Retail giant Next has upped its full-year earnings outlook for the second time in as many months after strong recent trading and a better-than-feared first half.
The fashion chain reported pre-tax losses of £16.5 million for the six months to the end of July against profits of £327.4 million a year earlier.
On an underlying basis, it saw profits crash 97% to £9 million, though it had initially expected to be loss-making.
While full-price sales plunged 33%, trading since the lockdown has proved resilient thanks to a strong online performance – and sales lifted 4% in the seven weeks since its first half.
Next said it now expects full-year underlying pre-tax profits of £300 million – down heavily on the £729 million the previous year, but up from the £195 million previously predicted in July.
It warned it still expects to close 13 shops this year, down from 14 predicted in March.

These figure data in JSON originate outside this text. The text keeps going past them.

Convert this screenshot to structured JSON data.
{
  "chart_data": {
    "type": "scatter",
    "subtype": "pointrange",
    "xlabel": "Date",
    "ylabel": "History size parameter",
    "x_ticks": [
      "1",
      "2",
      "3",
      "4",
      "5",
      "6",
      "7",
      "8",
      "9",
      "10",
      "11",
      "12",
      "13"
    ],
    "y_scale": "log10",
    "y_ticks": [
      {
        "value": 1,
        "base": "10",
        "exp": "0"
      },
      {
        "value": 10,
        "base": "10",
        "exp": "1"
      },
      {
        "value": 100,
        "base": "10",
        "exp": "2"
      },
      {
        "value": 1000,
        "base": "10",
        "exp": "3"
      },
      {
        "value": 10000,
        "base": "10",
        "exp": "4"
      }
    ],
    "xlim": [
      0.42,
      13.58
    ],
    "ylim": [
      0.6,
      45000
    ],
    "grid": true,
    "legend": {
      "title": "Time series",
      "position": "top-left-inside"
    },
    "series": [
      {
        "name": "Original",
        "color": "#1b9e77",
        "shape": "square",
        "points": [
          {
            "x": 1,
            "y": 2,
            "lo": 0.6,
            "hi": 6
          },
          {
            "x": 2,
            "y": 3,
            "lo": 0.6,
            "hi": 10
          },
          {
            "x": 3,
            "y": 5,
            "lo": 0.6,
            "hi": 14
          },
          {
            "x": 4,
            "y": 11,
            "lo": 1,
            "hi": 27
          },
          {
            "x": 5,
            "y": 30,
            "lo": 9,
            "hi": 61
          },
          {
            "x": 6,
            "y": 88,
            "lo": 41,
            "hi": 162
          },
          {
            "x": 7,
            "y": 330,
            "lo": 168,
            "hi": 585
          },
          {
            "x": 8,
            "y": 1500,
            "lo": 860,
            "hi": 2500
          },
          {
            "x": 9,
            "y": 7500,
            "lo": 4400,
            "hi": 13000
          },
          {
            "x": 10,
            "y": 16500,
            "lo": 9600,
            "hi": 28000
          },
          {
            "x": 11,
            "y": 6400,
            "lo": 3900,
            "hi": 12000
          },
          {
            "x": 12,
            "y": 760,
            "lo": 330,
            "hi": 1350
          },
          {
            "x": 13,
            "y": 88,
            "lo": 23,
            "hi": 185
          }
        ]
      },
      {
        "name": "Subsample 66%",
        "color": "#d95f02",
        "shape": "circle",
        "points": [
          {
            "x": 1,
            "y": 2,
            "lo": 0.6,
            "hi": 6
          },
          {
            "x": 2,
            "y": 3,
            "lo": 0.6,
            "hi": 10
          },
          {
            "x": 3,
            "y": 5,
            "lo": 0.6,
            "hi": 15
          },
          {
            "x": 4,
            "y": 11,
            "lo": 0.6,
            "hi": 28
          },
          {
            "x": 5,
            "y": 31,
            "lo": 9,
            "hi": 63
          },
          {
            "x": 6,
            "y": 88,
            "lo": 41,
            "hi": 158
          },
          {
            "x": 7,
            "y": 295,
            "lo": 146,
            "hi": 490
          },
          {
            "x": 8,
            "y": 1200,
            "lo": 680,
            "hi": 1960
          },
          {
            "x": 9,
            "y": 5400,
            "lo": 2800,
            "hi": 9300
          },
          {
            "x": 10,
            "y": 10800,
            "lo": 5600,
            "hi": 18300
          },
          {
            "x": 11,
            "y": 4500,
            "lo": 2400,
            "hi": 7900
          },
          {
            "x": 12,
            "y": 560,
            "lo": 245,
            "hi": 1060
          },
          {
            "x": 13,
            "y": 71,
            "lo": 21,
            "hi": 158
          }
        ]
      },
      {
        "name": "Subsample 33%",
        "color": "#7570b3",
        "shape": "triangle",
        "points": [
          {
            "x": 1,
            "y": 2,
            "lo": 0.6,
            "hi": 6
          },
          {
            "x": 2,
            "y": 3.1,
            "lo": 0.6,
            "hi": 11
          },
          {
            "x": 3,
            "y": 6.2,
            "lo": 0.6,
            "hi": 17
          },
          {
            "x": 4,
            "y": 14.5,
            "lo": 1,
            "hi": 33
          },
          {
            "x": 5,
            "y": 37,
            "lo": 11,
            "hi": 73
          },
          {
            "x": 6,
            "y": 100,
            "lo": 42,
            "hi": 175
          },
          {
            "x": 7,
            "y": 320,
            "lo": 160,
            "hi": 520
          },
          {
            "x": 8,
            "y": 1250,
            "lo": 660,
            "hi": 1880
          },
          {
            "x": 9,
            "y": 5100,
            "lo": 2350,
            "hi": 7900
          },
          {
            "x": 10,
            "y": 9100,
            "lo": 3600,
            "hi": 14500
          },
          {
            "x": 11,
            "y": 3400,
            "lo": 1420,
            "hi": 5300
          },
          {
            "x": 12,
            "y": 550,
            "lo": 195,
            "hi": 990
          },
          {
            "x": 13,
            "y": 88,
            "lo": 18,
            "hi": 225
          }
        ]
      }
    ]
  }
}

“Full-price sales at the beginning of the second half have continued to exceed our expectations and we have revised our central scenario for full-year profit,” Next said.
The group still expects sales to plunge 12% for the rest of its financial year, leaving the full year 20% lower overall, but this is far better than the 30% prediction given in April – its best-case scenario for the year.
Next warned that sales could fall by 34% over the full year if a second wave of the pandemic sees more widespread lockdown measures and store closures.
The recent seven weeks of trading was boosted by the weather and as fewer Britons travelled abroad, according to the group.
Half-year results showed total online sales jumped 14%, while shop sales tumbled 61% after they were forced to close amid the nationwide coronavirus lockdown.